To target cellular senescence in diabetic kidney disease: the known and the unknown

Abstract

Cellular senescence represents a condition of irreversible cell cycle arrest, characterized by heightened senescence-associated beta-galactosidase (SA-β-Gal) activity, senescence-associated secretory phenotype (SASP), and activation of the DNA damage response (DDR). Diabetic kidney disease (DKD) is a significant contributor to end-stage renal disease (ESRD) globally, with ongoing unmet needs in terms of current treatments. The role of senescence in the pathogenesis of DKD has attracted substantial attention with evidence of premature senescence in this condition. The process of cellular senescence in DKD appears to be associated with mitochondrial redox pathways, autophagy, and endoplasmic reticulum (ER) stress. Increasing accumulation of senescent cells in the diabetic kidney not only leads to an impaired capacity for repair of renal injury, but also the secretion of pro-inflammatory and profibrotic cytokines and growth factors causing inflammation and fibrosis. Current treatments for diabetes exhibit varying degrees of renoprotection, potentially via mitigation of senescence in the diabetic kidney. Targeting senescent cell clearance through pharmaceutical interventions could emerge as a promising strategy for preventing and treating DKD. In this paper, we review the current understanding of senescence in DKD and summarize the possible therapeutic interventions relevant to senescence in this field.

Keywords: Cellular Senescence; diabetic nephropathy; inlfammation; renal fibrosis.

Figure 1. Characteristics of cellular senescence

Left panel: Cellular senescence is characterized by increased activity of SA-β-gal, SASP, cell cycle arrest, DDR, oxidative stress, abnormal expansion and flattening of cell in morphology as well as SAHF. SASP can be identified by detection of secreted chemokines, ECMs, TGFβ, and inflammatory cytokines such as IL-1α, IL-6, and IL-8. SAHF is presented as DNA foci in the nucleus that are colocalized with enriched H3K9me3, macroH2A, and HP1. Oxidative stress is driven by excessive ROS accumulation. There is an association between DDR and cell cycle arrest. Right and upper panel: Exogenous or endogenous stress causes DNA damage, accompanied by up-regulation of γH2AX. ATR and ATM are DNA damage sensors, that can phosphorylate CHK1 and CHK2, respectively. Activated CHK1/2 phosphorylate p53, resulting in p53 up-regulation, which in turn up-regulates p21, the CDK inhibitor. The inhibition of CDK1/2 by p21 and the inhibition of CDK 4/6 by p16 result in hypo- or mono-phosphorylation of RB, promoting RB-E2F complex formation, leading to inhibition of the proliferation-promoting function of E2F and ultimately cell cycle arrest. Right lower panel: CDKs promote hyper-phosphorylation of RB, supporting RB dissociation from E2F and cell cycle progression.

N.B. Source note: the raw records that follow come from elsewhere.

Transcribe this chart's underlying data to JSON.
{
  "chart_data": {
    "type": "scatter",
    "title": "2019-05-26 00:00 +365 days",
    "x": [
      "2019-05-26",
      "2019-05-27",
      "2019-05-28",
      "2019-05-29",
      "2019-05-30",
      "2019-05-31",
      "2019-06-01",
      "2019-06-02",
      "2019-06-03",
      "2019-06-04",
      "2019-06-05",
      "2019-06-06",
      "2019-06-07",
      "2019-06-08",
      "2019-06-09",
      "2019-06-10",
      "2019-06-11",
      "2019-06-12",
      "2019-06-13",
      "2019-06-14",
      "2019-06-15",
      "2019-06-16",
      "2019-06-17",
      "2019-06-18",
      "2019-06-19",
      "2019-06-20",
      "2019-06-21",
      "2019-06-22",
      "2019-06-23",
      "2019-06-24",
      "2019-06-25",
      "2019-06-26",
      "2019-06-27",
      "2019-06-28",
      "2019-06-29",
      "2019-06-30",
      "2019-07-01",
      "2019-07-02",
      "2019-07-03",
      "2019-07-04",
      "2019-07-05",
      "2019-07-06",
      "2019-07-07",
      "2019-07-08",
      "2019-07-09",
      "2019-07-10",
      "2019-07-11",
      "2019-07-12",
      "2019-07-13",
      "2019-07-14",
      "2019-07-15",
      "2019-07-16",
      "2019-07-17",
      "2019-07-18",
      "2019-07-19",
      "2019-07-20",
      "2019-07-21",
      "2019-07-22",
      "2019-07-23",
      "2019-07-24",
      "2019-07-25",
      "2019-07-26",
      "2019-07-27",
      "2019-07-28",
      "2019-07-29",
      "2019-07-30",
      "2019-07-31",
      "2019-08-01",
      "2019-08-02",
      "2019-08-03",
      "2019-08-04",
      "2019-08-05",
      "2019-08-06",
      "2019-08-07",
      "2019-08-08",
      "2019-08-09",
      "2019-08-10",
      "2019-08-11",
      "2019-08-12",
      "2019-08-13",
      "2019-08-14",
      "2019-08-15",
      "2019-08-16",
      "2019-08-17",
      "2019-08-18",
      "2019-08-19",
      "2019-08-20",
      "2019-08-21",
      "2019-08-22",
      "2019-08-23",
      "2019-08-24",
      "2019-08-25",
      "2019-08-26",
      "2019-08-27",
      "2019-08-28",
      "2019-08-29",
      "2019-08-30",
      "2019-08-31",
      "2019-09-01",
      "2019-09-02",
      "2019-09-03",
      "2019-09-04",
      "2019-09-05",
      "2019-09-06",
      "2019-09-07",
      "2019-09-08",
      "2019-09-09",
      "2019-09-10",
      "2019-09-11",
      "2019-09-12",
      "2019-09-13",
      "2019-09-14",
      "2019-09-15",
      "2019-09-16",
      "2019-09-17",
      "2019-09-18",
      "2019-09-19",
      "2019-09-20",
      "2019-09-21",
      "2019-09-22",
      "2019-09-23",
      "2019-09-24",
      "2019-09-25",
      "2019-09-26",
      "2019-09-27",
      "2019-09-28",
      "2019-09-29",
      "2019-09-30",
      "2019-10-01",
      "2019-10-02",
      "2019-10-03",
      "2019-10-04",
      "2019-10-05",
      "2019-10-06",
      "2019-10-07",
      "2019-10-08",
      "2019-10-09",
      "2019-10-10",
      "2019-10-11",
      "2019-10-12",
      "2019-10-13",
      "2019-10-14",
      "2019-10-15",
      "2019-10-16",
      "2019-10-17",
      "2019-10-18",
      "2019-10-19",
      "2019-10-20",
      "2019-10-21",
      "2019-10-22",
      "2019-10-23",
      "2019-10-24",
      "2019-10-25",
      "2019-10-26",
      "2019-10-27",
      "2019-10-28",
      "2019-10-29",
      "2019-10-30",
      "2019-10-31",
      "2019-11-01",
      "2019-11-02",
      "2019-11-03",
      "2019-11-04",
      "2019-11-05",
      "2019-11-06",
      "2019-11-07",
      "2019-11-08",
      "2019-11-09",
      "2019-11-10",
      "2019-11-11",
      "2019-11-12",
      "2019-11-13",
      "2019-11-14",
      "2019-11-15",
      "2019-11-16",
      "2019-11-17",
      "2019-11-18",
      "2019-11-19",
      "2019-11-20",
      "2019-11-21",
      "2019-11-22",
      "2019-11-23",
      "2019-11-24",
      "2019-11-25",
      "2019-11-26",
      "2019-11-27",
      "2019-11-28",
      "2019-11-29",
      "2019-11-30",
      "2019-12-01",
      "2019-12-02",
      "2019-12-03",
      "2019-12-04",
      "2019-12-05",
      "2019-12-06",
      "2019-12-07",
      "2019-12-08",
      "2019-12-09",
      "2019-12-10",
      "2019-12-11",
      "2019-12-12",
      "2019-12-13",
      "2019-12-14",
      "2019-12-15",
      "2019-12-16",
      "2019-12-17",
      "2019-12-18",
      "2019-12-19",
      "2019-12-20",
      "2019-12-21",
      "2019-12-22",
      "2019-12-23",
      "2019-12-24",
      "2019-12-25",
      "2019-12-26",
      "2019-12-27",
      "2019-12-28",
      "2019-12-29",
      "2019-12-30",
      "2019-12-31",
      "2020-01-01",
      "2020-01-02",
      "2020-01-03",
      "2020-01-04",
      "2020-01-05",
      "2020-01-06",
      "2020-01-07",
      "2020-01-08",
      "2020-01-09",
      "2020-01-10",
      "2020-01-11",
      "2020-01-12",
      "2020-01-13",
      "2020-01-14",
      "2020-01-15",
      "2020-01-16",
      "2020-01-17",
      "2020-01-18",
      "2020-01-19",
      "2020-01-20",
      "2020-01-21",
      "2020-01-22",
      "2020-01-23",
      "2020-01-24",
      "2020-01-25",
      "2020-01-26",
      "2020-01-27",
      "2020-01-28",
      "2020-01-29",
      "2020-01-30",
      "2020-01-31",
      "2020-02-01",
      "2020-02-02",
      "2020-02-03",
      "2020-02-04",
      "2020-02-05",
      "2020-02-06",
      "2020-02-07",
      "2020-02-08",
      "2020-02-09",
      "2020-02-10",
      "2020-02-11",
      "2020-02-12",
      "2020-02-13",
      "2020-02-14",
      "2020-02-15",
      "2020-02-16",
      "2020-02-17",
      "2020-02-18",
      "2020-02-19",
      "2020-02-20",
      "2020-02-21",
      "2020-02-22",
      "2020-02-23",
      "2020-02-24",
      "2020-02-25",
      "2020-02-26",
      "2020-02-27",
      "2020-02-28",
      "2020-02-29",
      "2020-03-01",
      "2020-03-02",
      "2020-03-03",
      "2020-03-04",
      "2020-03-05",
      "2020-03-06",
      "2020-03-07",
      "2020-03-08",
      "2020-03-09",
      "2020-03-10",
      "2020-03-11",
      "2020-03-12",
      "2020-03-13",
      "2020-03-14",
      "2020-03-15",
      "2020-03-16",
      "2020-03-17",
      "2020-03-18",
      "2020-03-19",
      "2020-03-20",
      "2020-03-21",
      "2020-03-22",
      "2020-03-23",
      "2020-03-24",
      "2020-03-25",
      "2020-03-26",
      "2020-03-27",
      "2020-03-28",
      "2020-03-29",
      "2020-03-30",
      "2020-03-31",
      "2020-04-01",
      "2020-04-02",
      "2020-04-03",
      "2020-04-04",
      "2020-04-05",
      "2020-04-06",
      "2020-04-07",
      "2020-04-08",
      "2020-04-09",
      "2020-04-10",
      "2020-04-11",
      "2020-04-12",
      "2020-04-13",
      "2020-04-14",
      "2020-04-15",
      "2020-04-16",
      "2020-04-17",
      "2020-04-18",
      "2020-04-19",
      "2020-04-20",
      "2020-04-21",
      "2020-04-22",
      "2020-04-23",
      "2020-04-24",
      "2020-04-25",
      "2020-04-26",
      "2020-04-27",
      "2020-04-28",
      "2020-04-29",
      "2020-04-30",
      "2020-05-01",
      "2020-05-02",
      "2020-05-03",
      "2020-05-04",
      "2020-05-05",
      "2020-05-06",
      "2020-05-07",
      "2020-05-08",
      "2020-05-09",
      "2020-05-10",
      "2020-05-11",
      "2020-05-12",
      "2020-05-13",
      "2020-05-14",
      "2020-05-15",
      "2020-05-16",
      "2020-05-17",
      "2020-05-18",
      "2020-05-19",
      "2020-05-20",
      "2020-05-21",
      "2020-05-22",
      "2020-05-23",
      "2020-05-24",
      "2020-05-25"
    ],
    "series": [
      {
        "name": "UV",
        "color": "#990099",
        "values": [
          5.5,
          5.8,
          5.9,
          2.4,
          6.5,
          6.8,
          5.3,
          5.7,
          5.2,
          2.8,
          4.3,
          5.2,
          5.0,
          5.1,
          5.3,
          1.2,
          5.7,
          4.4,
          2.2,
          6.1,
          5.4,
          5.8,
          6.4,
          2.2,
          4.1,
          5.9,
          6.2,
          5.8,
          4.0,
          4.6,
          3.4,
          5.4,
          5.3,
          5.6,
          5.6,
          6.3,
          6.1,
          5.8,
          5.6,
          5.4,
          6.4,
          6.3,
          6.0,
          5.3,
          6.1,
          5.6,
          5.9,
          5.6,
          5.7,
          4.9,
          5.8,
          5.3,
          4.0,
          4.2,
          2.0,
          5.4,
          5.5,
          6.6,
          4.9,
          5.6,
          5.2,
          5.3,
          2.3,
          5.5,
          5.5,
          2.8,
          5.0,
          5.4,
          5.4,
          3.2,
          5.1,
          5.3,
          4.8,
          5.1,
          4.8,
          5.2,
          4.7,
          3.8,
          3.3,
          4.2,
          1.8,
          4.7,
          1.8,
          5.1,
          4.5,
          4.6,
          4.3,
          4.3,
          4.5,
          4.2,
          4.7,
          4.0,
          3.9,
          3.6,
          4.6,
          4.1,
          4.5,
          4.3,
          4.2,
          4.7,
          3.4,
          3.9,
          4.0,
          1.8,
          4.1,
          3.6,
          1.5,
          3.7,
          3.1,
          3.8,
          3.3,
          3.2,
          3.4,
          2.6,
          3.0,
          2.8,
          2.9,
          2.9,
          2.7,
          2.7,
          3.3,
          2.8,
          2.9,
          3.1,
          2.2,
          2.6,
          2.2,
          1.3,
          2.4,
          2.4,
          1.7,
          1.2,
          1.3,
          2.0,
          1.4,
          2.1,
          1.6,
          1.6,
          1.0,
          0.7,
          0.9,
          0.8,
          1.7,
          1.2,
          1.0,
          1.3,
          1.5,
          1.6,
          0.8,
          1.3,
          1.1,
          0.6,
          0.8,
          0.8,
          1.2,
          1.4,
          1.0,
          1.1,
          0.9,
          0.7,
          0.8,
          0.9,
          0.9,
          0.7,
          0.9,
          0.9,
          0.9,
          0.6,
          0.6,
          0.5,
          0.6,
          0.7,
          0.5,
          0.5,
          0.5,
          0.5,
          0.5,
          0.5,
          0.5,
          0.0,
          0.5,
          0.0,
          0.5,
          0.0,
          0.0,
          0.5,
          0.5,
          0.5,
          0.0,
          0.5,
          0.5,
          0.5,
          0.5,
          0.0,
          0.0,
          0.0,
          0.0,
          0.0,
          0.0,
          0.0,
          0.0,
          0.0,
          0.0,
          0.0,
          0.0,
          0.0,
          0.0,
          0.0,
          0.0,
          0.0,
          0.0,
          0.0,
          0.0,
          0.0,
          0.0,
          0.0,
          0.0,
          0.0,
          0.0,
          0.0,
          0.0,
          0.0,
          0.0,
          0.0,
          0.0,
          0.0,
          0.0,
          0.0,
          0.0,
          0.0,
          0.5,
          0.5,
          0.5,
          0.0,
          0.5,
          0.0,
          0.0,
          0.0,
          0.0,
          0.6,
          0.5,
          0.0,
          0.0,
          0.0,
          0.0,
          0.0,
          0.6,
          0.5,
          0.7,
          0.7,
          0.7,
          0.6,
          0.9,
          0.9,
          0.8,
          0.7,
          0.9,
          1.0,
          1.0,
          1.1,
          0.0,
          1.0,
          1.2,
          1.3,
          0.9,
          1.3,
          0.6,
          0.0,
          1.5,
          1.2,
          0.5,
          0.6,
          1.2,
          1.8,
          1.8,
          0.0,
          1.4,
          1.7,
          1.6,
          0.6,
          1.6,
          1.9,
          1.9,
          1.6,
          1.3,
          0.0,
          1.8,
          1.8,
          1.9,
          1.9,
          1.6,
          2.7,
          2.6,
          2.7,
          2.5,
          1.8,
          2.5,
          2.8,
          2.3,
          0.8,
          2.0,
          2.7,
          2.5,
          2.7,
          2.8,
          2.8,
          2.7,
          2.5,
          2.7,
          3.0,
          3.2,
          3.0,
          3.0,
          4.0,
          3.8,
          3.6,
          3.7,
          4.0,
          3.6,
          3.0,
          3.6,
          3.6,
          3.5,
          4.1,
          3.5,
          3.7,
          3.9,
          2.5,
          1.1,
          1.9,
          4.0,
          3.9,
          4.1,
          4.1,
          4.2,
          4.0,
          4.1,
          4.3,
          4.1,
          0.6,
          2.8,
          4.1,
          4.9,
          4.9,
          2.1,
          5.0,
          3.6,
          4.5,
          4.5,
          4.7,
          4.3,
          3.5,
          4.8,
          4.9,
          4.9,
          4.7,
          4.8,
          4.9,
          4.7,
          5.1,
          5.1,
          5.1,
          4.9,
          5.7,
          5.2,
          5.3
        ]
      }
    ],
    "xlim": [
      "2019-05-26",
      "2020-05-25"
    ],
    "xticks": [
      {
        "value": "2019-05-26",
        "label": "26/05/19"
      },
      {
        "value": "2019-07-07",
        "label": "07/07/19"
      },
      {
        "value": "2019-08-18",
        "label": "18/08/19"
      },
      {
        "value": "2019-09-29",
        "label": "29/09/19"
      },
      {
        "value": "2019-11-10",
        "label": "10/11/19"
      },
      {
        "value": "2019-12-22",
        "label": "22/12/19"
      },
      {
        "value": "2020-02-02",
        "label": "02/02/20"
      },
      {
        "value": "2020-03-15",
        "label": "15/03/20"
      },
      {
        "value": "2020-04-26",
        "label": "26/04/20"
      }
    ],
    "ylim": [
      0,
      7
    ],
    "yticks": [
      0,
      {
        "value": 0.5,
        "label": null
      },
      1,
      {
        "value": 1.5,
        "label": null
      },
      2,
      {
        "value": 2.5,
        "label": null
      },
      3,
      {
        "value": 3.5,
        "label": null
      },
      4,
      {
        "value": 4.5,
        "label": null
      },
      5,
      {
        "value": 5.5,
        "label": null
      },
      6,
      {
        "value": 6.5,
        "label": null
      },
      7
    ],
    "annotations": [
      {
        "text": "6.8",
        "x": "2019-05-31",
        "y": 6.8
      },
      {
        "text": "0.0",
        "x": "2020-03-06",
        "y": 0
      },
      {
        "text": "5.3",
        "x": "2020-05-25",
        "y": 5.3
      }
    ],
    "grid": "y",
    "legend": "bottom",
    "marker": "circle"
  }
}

Figure 2. Model of CDA1’s action in promoting cellular senescence in diabetic kidney via enhancing TGFβ signaling and activating p53/p21 pathways

CDA1 has been shown to synergistically enhance TGFβ signaling in the context of diabetes [130,124] and to induce p53 in DNA damage response [127,128]. Indeed, CDA1 overexpression leads to arrest of cell cycle, as a result of CDA1-induced p21 up-regulation, which can be inhibited by p53 siRNA knockdown, ERK MAPK inhibitors or TGFβ type I receptor inhibitor. Genetic deletion of CDA1 or pharmacological inhibition of CDA1 in diabetic mouse has been shown to attenuate renal inflammation and fibrosis, the key features of DKD [129,131]. These findings support the view that CDA1 synergistically enhances profibrotic TGFβ signaling and induces p53 leading to cellular senescence in diabetic kidney, which further stimulates inflammation and fibrosis via SASP.

Figure 3. Impacts of cellular senescence in DKD

Diabetic or high glucose environment promotes tissue injury, resulting in cellular senescence and cell death such as apoptosis. Renal CD24⁺/CD133⁺ cells with self-renewal potential participate in the repair process upon injury. However, in diabetes, increased cellular senescence compromises their proliferation and senescent cells secret proinflammatory and profibrotic molecules in the kidney, leading to maladaptive repair and increasing loss of functional kidney tissue. Furthermore, senescent cells secrete pro-inflammatory cytokines and pro-fibrotic molecules, which further damage kidney tissue accompanied by sustained inflammation and fibrosis, ultimately leading to loss of renal function or kidney failure as a result of increasingly accumulated unrepaired tissue damage.